VOIDMAW: A New Bypass Technique for Memory Scanners
As malware detection techniques evolve, so do the methods attackers use to evade them. VOIDMAW is an innovative memory scanning bypass technique that can effectively hide problematic code from antivirus software. It supports multithreaded payloads and is compatible with all Command-and-Control (C2) beacons. Additionally, VOIDMAW can run any non-.NET executables, making it a powerful tool in the hands of attackers.
VOIDMAW employs two programs to achieve its goal:
1. Dismantle
This is the first part of the VOIDMAW process. This program reads a payload, such as a Cobalt Strike beacon or an executable converted to shellcode (like Mimikatz), into memory and begins recording its behavior. It records every unique instruction executed and its offset in memory. This data will later be used to generate a header file, which is essential for executing the payload through the Voidmaw program.
The steps in Dismantle are as follows:
- PAGE_GUARD Protection: The program sets PAGE_GUARD protection on the memory page that holds the payload. This protection triggers exceptions whenever an attempt is made to execute code on that page.
- Vectored Exception Handler (VEH): A VEH is installed to handle exceptions raised by the PAGE_GUARD. The VEH has two key responsibilities:
- STATUS_GUARD_PAGE_VIOLATION Handling: This captures the executed instructions, saving them in a map structure while maintaining the PAGE_GUARD protection.
- EXCEPTION_SINGLE_STEP Handling: This restores the PAGE_GUARD after each instruction is recorded, ensuring subsequent instructions trigger new exceptions, allowing for continuous instruction recording.
Once all instructions are recorded, they are encrypted and masked using INT3 instructions (software breakpoints) to hide the executed code. The output of this process is a header file, which includes:
- The masked original payload.
- The XOR encryption key used to decrypt the instructions.
- An unordered map containing the encrypted instructions and their offsets.
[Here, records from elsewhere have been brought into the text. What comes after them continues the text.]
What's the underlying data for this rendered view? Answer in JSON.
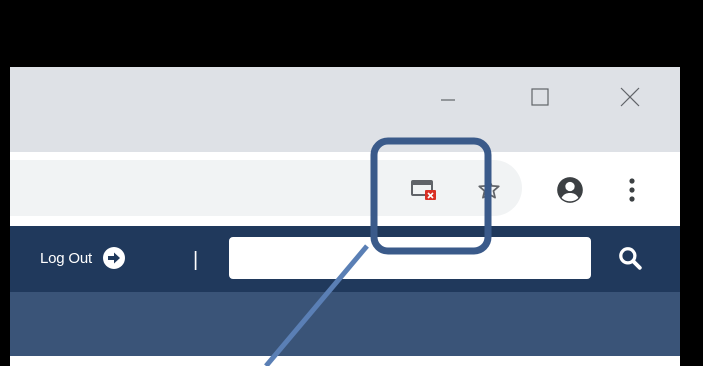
{
  "window": {
    "minimize_icon": "minimize-icon",
    "maximize_icon": "maximize-icon",
    "close_icon": "close-icon"
  },
  "toolbar": {
    "popup_blocked_icon": "popup-blocked-icon",
    "bookmark_icon": "star-icon",
    "profile_icon": "account-circle-icon",
    "menu_icon": "more-vert-icon"
  },
  "site_header": {
    "logout_label": "Log Out",
    "logout_icon": "arrow-circle-right-icon",
    "separator": "|",
    "search_value": "",
    "search_icon": "search-icon"
  },
  "colors": {
    "header_bg": "#20395c",
    "subnav_bg": "#3a5478",
    "titlebar_bg": "#dee1e6",
    "annotation": "#3a5a8a",
    "blocked_red": "#d93025"
  }
}
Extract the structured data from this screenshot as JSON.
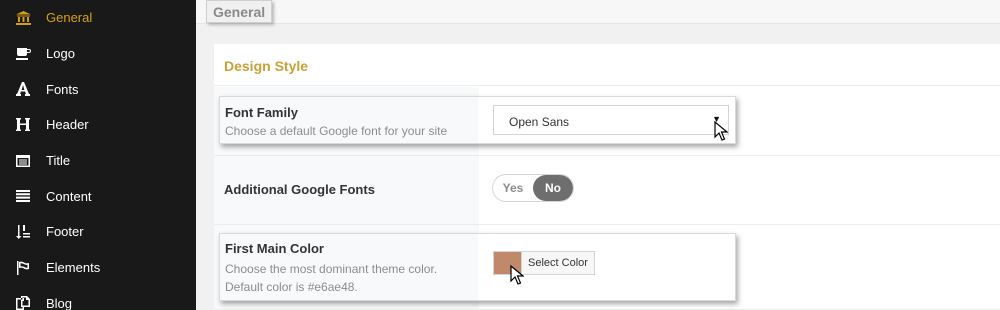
{
  "sidebar": {
    "items": [
      {
        "label": "General",
        "icon": "bank-icon",
        "active": true
      },
      {
        "label": "Logo",
        "icon": "cup-icon"
      },
      {
        "label": "Fonts",
        "icon": "font-icon"
      },
      {
        "label": "Header",
        "icon": "header-icon"
      },
      {
        "label": "Title",
        "icon": "window-icon"
      },
      {
        "label": "Content",
        "icon": "align-justify-icon"
      },
      {
        "label": "Footer",
        "icon": "sort-list-icon"
      },
      {
        "label": "Elements",
        "icon": "flag-icon"
      },
      {
        "label": "Blog",
        "icon": "copy-icon"
      }
    ]
  },
  "page": {
    "title": "General",
    "section_title": "Design Style"
  },
  "fields": {
    "font_family": {
      "title": "Font Family",
      "desc": "Choose a default Google font for your site",
      "value": "Open Sans"
    },
    "additional_fonts": {
      "title": "Additional Google Fonts",
      "yes_label": "Yes",
      "no_label": "No",
      "selected": "No"
    },
    "main_color": {
      "title": "First Main Color",
      "desc_line1": "Choose the most dominant theme color.",
      "desc_line2": "Default color is #e6ae48.",
      "button_label": "Select Color",
      "swatch_color": "#c08a6a"
    }
  },
  "colors": {
    "sidebar_bg": "#191919",
    "accent": "#d4a017",
    "section_title": "#c9a137"
  }
}
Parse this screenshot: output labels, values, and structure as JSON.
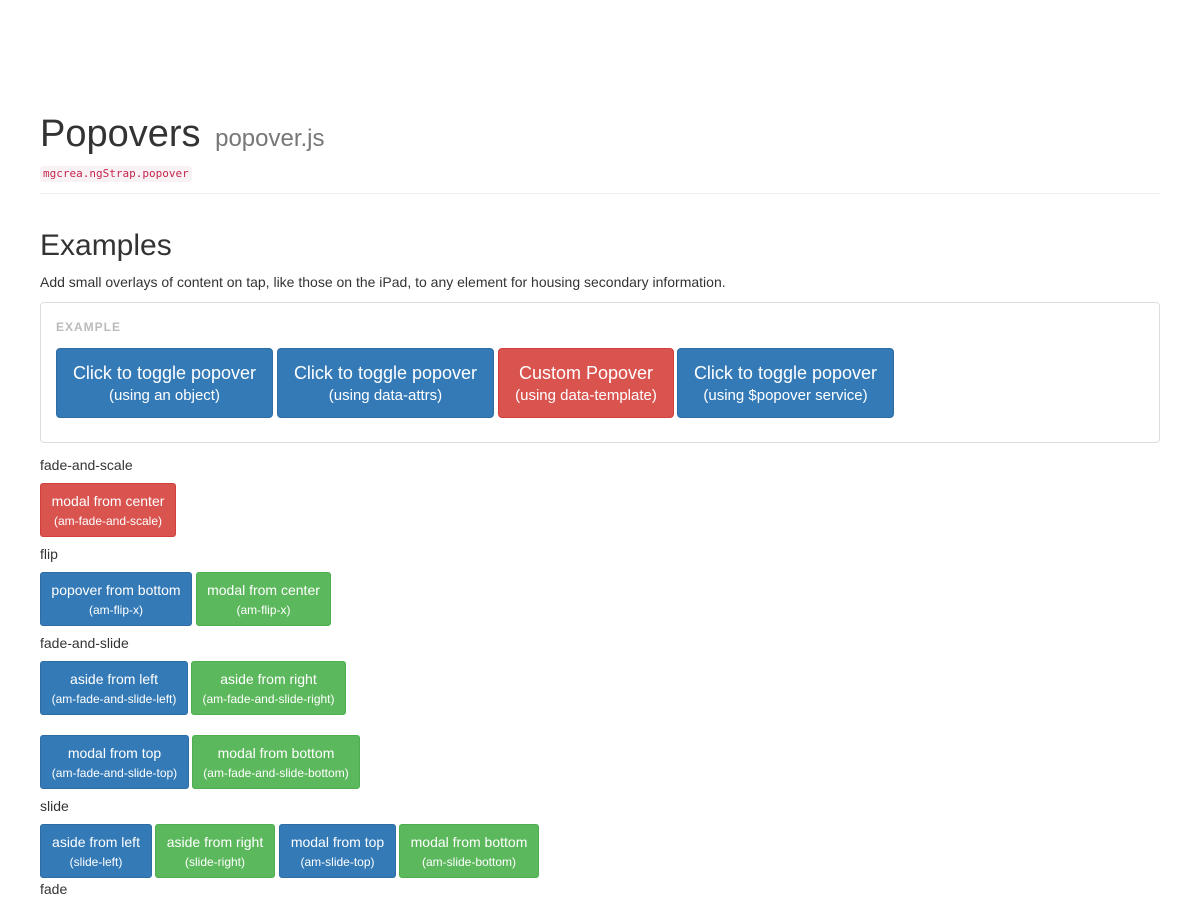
{
  "header": {
    "title": "Popovers",
    "subtitle": "popover.js",
    "module": "mgcrea.ngStrap.popover"
  },
  "examples": {
    "title": "Examples",
    "description": "Add small overlays of content on tap, like those on the iPad, to any element for housing secondary information.",
    "box_label": "EXAMPLE",
    "buttons": [
      {
        "main": "Click to toggle popover",
        "sub": "(using an object)",
        "style": "primary"
      },
      {
        "main": "Click to toggle popover",
        "sub": "(using data-attrs)",
        "style": "primary"
      },
      {
        "main": "Custom Popover",
        "sub": "(using data-template)",
        "style": "danger"
      },
      {
        "main": "Click to toggle popover",
        "sub": "(using $popover service)",
        "style": "primary"
      }
    ]
  },
  "animations": {
    "fade_and_scale": {
      "label": "fade-and-scale",
      "buttons": [
        {
          "main": "modal from center",
          "sub": "(am-fade-and-scale)"
        }
      ]
    },
    "flip": {
      "label": "flip",
      "buttons": [
        {
          "main": "popover from bottom",
          "sub": "(am-flip-x)"
        },
        {
          "main": "modal from center",
          "sub": "(am-flip-x)"
        }
      ]
    },
    "fade_and_slide": {
      "label": "fade-and-slide",
      "buttons": [
        {
          "main": "aside from left",
          "sub": "(am-fade-and-slide-left)"
        },
        {
          "main": "aside from right",
          "sub": "(am-fade-and-slide-right)"
        },
        {
          "main": "modal from top",
          "sub": "(am-fade-and-slide-top)"
        },
        {
          "main": "modal from bottom",
          "sub": "(am-fade-and-slide-bottom)"
        }
      ]
    },
    "slide": {
      "label": "slide",
      "buttons": [
        {
          "main": "aside from left",
          "sub": "(slide-left)"
        },
        {
          "main": "aside from right",
          "sub": "(slide-right)"
        },
        {
          "main": "modal from top",
          "sub": "(am-slide-top)"
        },
        {
          "main": "modal from bottom",
          "sub": "(am-slide-bottom)"
        }
      ]
    },
    "fade": {
      "label": "fade"
    }
  },
  "colors": {
    "primary": "#337ab7",
    "danger": "#d9534f",
    "success": "#5cb85c",
    "code_text": "#c7254e",
    "code_bg": "#f9f2f4"
  }
}
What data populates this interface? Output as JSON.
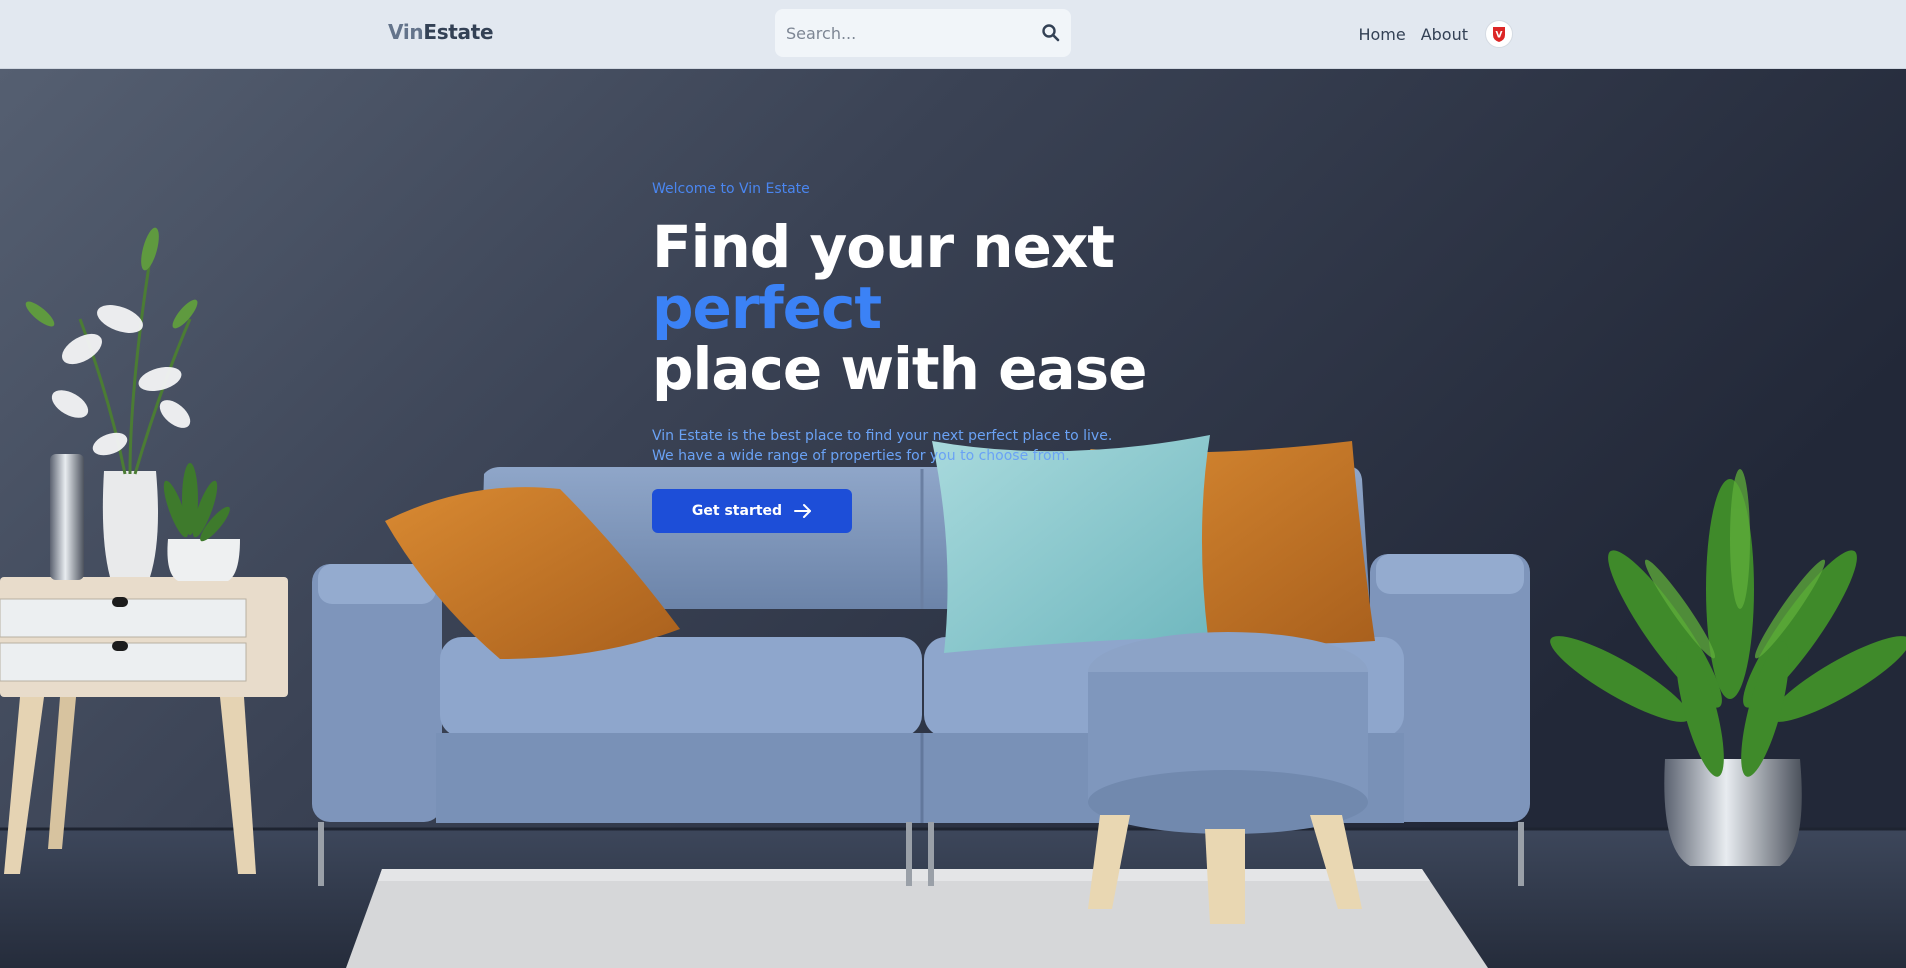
{
  "header": {
    "logo": {
      "part1": "Vin",
      "part2": "Estate"
    },
    "search": {
      "placeholder": "Search..."
    },
    "nav": [
      {
        "label": "Home"
      },
      {
        "label": "About"
      }
    ],
    "avatar_letter": "V"
  },
  "hero": {
    "eyebrow": "Welcome to Vin Estate",
    "headline": {
      "before": "Find your next ",
      "accent": "perfect",
      "after": "place with ease"
    },
    "description": {
      "line1": "Vin Estate is the best place to find your next perfect place to live.",
      "line2": "We have a wide range of properties for you to choose from."
    },
    "cta_label": "Get started"
  },
  "icons": {
    "search": "search-icon",
    "arrow": "arrow-right-icon"
  },
  "colors": {
    "header_bg": "#e2e8f0",
    "accent": "#3b82f6",
    "cta": "#1d4ed8",
    "avatar": "#dc2626"
  }
}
- An InitMap function to initialize the map in the second program, Voidmaw.
2. Voidmaw
Once the payload has been processed by Dismantle, it is ready to be executed by Voidmaw. This program uses the header file generated by Dismantle to dynamically decrypt and execute the payload while maintaining a level of invisibility that makes it difficult for memory scanners to detect.
The execution process works as follows:
- InitMap Function: Voidmaw first calls the InitMap function to initialize the map of encrypted instructions.
- Memory Allocation: A memory region is created, and the masked payload is written into this space.
- Vectored Exception Handler (VEH): Voidmaw installs a new VEH to handle EXCEPTION_BREAKPOINT, which is triggered whenever the program hits an INT3 instruction during execution.
When the VEH encounters an INT3, it checks the offset of the exception and looks it up in the unordered map. The encrypted assembly instruction is then decrypted, restored at the instruction pointer, and executed. Once executed, the instruction is masked again with INT3, leaving only one assembly instruction visible at a time. This process repeats for every thread, allowing Voidmaw to handle multithreaded payloads seamlessly.
This technique ensures that only one instruction is ever visible at any given time, making it difficult for memory scanners to catch the entire malicious code sequence.
VOIDMAW is an advanced technique for evading memory scanners, and it marks a new frontier in malware execution. Its ability to mask executed instructions and handle multithreaded payloads makes it a great tool for bypassing traditional antivirus defenses. As VOIDMAW is open-source and available on GitHub, its techniques are accessible to a wide range of users, both for research and malicious purposes.
VOIDMAW represents a significant advancement in evasion techniques. Its ability to bypass traditional memory scanners raises concerns for security professionals. Organizations need to be aware of such advanced techniques and adopt proactive measures like behavioral analysis and anomaly detection to counter these evolving threats.